Follow the evaluation setting of [text-to-motion](https://github.com/EricGuo5513/text-to-motion), we evaluate our model 20 times and report the average result. Due to the multimodality part where we should generate 30 motions from the same text, the evaluation takes a long time.

```bash
python3 GPT_eval_multi.py \
--exp-name TEST_GPT \
--batch-size 128 \
--num-layers 9 \
--embed-dim-gpt 1024 \
--nb-code 512 \
--n-head-gpt 16 \
--block-size 51 \
--ff-rate 4 \
--drop-out-rate 0.1 \
--resume-pth output/VQVAE/net_last.pth \
--vq-name VQVAE \
--out-dir output \
--total-iter 300000 \
--lr-scheduler 150000 \
--lr 0.0001 \
--dataname t2m \
--down-t 2 \
--depth 3 \
--quantizer ema_reset \
--eval-iter 10000 \
--pkeep 0.5 \
--dilation-growth-rate 3 \
--vq-act relu \
--resume-trans output/GPT/net_best_fid.pth
```

## 6. SMPL Mesh Rendering

SMPL Mesh Rendering

You should input the npy folder address and the motion names.

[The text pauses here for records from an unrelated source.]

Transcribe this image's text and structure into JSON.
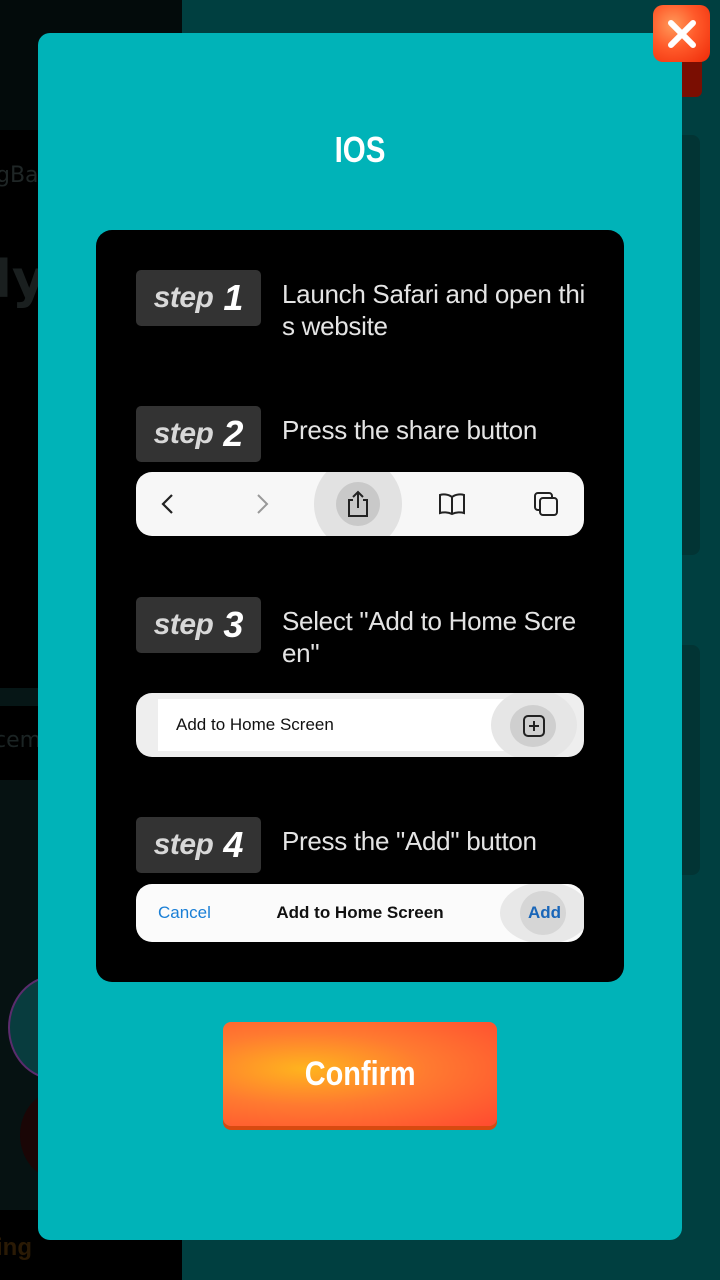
{
  "background": {
    "partial_texts": [
      "gBa",
      "ly",
      "cem",
      "ing"
    ]
  },
  "modal": {
    "title": "IOS",
    "close_icon": "close-x-icon",
    "colors": {
      "modal_bg": "#00b3b8",
      "panel_bg": "#000000",
      "badge_bg": "#333333",
      "confirm_gradient_start": "#ffb41e",
      "confirm_gradient_end": "#ff4a30",
      "close_button": "#ff5a2a",
      "ios_link_blue": "#1a7fd6"
    },
    "steps": [
      {
        "word": "step",
        "number": "1",
        "text": "Launch Safari and open this website"
      },
      {
        "word": "step",
        "number": "2",
        "text": "Press the share button"
      },
      {
        "word": "step",
        "number": "3",
        "text": "Select \"Add to Home Screen\""
      },
      {
        "word": "step",
        "number": "4",
        "text": "Press the \"Add\" button"
      }
    ],
    "safari_toolbar": {
      "icons": [
        "back-chevron-icon",
        "forward-chevron-icon",
        "share-icon",
        "bookmarks-book-icon",
        "tabs-icon"
      ]
    },
    "add_home_row": {
      "label": "Add to Home Screen",
      "icon": "plus-square-icon"
    },
    "add_confirm_bar": {
      "cancel": "Cancel",
      "title": "Add to Home Screen",
      "add": "Add"
    },
    "confirm_label": "Confirm"
  }
}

Here is an example:

```bash
python3 render_final.py --filedir output/TEST_GPT/ --motion-list 000019 005485
```

### 7. Acknowledgement

We appreciate helps from :

* public code like [text-to-motion](https://github.com/EricGuo5513/text-to-motion), [TM2T](https://github.com/EricGuo5513/TM2T), [MDM](https://github.com/GuyTevet/motion-diffusion-model), [MotionDiffuse](https://github.com/mingyuan-zhang/MotionDiffuse) etc.
* Mathis Petrovich, Yuming Du, Yingyi Chen, Dexiong Chen and Xuelin Chen for inspiring discussions and valuable feedback.
* Minh Chien Vu for the hugging face space demo.

### 8. ChangLog

* 2023/02/19 add the hugging face space demo for both skelton and SMPL mesh visualization.